If you spend a lot of time on the phone, use a headset or the speaker function, so you’re not holding the phone for long periods, Trivedi said. And good light is crucial to prevent eye strain. (Lighting and temperature in an office are often out of the individual worker’s control. ​Consider using a space heater or a desk lamp to help with that, she said.)

But most importantly, Trivedi said, you need to move around. Sitting in one position for long periods of time — in an office or at home — is bad for the spine.
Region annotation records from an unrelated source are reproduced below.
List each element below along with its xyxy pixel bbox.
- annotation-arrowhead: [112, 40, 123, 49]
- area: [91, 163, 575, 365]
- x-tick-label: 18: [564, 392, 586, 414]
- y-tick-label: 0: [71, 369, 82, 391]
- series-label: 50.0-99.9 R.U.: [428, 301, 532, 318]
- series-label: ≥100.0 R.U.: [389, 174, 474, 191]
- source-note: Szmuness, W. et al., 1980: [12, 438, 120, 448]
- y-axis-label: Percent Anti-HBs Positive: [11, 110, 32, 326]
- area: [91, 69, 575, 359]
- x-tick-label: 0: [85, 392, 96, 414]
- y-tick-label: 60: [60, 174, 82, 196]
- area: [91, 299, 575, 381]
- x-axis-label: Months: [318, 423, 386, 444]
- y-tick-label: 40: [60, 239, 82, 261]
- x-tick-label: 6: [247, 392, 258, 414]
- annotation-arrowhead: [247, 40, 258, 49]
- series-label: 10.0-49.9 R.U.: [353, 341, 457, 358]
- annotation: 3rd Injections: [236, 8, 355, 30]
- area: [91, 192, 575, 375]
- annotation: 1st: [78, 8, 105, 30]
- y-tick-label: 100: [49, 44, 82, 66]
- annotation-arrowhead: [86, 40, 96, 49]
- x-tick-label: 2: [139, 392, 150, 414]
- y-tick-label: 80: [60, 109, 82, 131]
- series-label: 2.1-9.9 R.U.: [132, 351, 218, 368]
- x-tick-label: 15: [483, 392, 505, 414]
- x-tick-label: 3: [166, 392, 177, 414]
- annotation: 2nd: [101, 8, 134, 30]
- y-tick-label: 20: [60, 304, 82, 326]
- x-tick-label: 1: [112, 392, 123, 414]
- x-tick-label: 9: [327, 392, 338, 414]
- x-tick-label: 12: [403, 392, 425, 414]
She suggested setting an hourly alarm as a reminder to get up from that sitting position, stretch, walk around, or do some other task for at least five minutes.

“A lot of it is using the resources that you have to the fullest,” said Trivedi. “It’s not expensive. Bringing that monitor up to your eye level — you don’t have to get an adjustable desk to do that. Just stick a book under it, right? If you can’t get a headset, put your phone on speaker.”

At home, Ahmed found relief by putting a box underneath her laptop, using a footstool, and buying butt and back cushions for the dining chair at her out-of-office workstation.

Her company doesn’t plan to return to regular in-person work until 2022 and will likely implement a hybrid model. When they do, Ahmed said, she’ll be more mindful of the ergonomics of her workstation, and she plans to bring some of her at-home adjustments with her to the office when she returns.

She’s looking forward to sitting in a true office chair, and she hopes the commute, and working from multiple workstations each week, will improve her situation.

“I won’t be sitting in the same chair every day of the week. So my body won’t have to be, you know, subject to the same thing every day,” she said. “And I think by breaking it up, maybe that will help.”